Improving clinically relevant bacterial species identification: a computational approach using Konstanz Information Miner (KNIME) platform

Abstract

Determining clinically important bacterial species remains a significant challenge for clinical microbiology laboratories with limited access to advanced diagnostic tools, where delays or misidentifications can compromise patient outcomes and contribute to inappropriate antibiotic use. The purpose of this research was to create a computational system through KNIME that enhanced bacterial species determination by integrating CLSI standard procedures with protocols from Cowan and Steel’s Manual. The research value stems from offering a cost-friendly diagnostic enhancement strategy which improves efficiency throughout regular microbiology testing facilities. This research aimed to conduct a systematic analysis of existing identification problems, develop and optimise computational models, evaluate diagnostic effectiveness and resource needs, and validate model performance using hospital-recorded datasets.
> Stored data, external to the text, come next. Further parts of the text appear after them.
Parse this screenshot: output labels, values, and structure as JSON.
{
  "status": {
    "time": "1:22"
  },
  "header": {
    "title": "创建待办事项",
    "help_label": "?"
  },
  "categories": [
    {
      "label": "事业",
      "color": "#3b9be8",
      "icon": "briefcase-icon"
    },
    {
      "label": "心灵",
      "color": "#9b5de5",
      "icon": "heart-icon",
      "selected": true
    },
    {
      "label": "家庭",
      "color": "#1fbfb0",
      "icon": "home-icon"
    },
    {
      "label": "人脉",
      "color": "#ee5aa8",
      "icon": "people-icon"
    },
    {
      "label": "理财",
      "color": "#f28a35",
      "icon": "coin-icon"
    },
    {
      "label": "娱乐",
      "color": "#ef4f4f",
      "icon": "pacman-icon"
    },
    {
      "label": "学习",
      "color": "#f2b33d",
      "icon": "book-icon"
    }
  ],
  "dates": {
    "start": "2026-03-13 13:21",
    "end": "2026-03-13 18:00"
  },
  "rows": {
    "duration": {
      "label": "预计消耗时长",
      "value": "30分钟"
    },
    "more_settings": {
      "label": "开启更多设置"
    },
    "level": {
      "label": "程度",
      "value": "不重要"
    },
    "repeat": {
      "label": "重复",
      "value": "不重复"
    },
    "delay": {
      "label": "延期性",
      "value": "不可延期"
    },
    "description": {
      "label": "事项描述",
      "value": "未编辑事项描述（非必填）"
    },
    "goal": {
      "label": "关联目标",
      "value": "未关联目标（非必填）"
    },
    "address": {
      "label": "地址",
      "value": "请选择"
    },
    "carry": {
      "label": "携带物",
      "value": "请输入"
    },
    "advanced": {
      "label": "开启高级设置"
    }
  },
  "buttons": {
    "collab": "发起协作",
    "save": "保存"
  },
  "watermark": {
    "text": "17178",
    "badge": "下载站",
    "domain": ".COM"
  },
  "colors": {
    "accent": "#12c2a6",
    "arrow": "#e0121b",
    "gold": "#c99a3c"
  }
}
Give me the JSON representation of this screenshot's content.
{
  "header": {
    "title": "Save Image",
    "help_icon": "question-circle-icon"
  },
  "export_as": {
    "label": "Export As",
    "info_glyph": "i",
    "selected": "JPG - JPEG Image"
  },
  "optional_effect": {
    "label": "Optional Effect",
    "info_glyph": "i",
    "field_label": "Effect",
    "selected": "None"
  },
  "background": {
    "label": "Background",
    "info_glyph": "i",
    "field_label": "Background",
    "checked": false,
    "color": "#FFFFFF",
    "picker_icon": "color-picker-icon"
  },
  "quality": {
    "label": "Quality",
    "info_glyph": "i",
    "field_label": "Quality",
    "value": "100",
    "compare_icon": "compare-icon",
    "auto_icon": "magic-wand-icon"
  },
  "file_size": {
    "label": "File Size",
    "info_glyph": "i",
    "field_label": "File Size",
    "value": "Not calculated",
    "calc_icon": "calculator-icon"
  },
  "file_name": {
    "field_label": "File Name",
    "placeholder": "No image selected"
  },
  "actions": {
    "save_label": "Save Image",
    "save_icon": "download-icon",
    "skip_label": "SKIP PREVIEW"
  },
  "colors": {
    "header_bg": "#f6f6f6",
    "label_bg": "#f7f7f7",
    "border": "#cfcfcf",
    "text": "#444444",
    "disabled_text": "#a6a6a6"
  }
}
In this research, two workflows were designed on KNIME. The broad-spectrum workflow was designed to identify 445 species, encompassing rare, common, and less common species. The narrow-spectrum workflow focused on identifying 145 species, primarily common and less common species. The workflow’s user interface was developed to enable user-friendly interaction with the KNIME based bacterial identification system. The system interface allows users to input clinical information such as sample type, gram stain results, culture characteristics, and biochemical test results. The system processes these inputs and generates the most possible bacteria species and antibiotics as output. System validation occurred through testing 200 clinical specimens derived from the Teaching Hospital, Peradeniya. The bacterial identification model reached outstanding performance levels with 99.8% accuracy and 98.5% recall, but 94.6% precision and 99.3% specificity alongside an F1 score of 96.5%. The antibiotic selection component performed at a moderate accuracy of 78.0%. Testing confirmed the reliability of the developed computational workflow, which provided bacterial identification services alongside antibiotic selection capabilities. The research demonstrates how combining traditional microbiological procedures with computational systems creates improved diagnostic pipelines to enhance clinical diagnosis while benefiting resource-constrained healthcare settings.